Of course, he had had the thought himself. “You’re full of literary allusions these days.”

“I’m the oldest kid in my class. I have to set an example. Oh Gabe—”

“Yes?”

“I was only teasing, partially, about Henry James.” Again he felt that she had not said what had first come to her. “I was being, specifically, not to put too fine a point on it, a sort of, what could be called an, though not entirely, aesthetic bitch.” She had her knees up under her; leaning forward she nearly toppled off the bed as she placed her glass on the floor. “I think he makes a lot of sense.”

“That’s swell. The whole department will be relieved.”

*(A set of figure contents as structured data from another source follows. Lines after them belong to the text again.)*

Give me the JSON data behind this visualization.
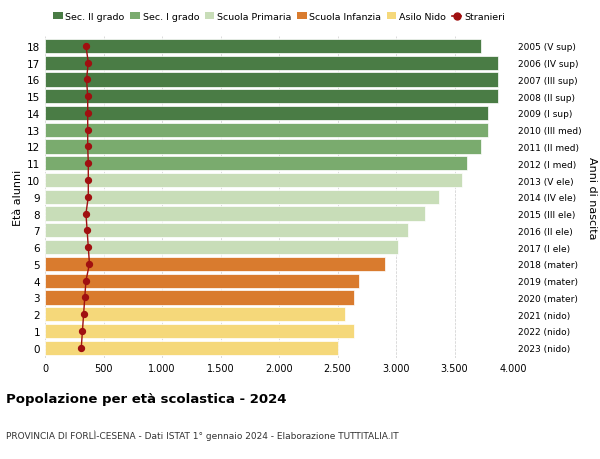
{
  "ages": [
    18,
    17,
    16,
    15,
    14,
    13,
    12,
    11,
    10,
    9,
    8,
    7,
    6,
    5,
    4,
    3,
    2,
    1,
    0
  ],
  "years": [
    "2005 (V sup)",
    "2006 (IV sup)",
    "2007 (III sup)",
    "2008 (II sup)",
    "2009 (I sup)",
    "2010 (III med)",
    "2011 (II med)",
    "2012 (I med)",
    "2013 (V ele)",
    "2014 (IV ele)",
    "2015 (III ele)",
    "2016 (II ele)",
    "2017 (I ele)",
    "2018 (mater)",
    "2019 (mater)",
    "2020 (mater)",
    "2021 (nido)",
    "2022 (nido)",
    "2023 (nido)"
  ],
  "bar_values": [
    3730,
    3870,
    3870,
    3870,
    3790,
    3790,
    3730,
    3610,
    3560,
    3370,
    3250,
    3100,
    3020,
    2910,
    2680,
    2640,
    2560,
    2640,
    2500
  ],
  "stranieri_values": [
    350,
    370,
    355,
    365,
    365,
    365,
    365,
    370,
    370,
    370,
    350,
    360,
    370,
    380,
    350,
    340,
    330,
    320,
    310
  ],
  "bar_colors": [
    "#4a7c45",
    "#4a7c45",
    "#4a7c45",
    "#4a7c45",
    "#4a7c45",
    "#7aab6e",
    "#7aab6e",
    "#7aab6e",
    "#c8ddb8",
    "#c8ddb8",
    "#c8ddb8",
    "#c8ddb8",
    "#c8ddb8",
    "#d97b2e",
    "#d97b2e",
    "#d97b2e",
    "#f5d87a",
    "#f5d87a",
    "#f5d87a"
  ],
  "legend_labels": [
    "Sec. II grado",
    "Sec. I grado",
    "Scuola Primaria",
    "Scuola Infanzia",
    "Asilo Nido",
    "Stranieri"
  ],
  "legend_colors": [
    "#4a7c45",
    "#7aab6e",
    "#c8ddb8",
    "#d97b2e",
    "#f5d87a",
    "#a01010"
  ],
  "ylabel_left": "Età alunni",
  "ylabel_right": "Anni di nascita",
  "title": "Popolazione per età scolastica - 2024",
  "subtitle": "PROVINCIA DI FORLÌ-CESENA - Dati ISTAT 1° gennaio 2024 - Elaborazione TUTTITALIA.IT",
  "xlim": [
    0,
    4000
  ],
  "ylim": [
    -0.6,
    18.6
  ],
  "bar_height": 0.85,
  "xticks": [
    0,
    500,
    1000,
    1500,
    2000,
    2500,
    3000,
    3500,
    4000
  ]
}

“Now you’re going to be the bitch?”

How could he help it? He was imagining her married to Jaffe—and resenting Jaffe too, for not even having mentioned to her his trip to the Bigonesses. Of course, it might be that Jaffe had not spoken with her since the day before … Nevertheless, he still would not tell anyone himself!

Unfortunately, this time there was no strength to be derived from the decision.

“—is virginal.”

“What?”

“Pull your chair up if you can’t hear.”

“Yes.” He dragged his chair over to where Martha sat. She was smiling at him.

“The fat girl who types theses lives next door,” she whispered, “and she puts an empty water glass to the wall. To hear.”

“To hear?”

“Yes.”

“And what,” he said, not amused, “does she get to hear?”

“Oh. Discussions. About Henry James. A little Browning.”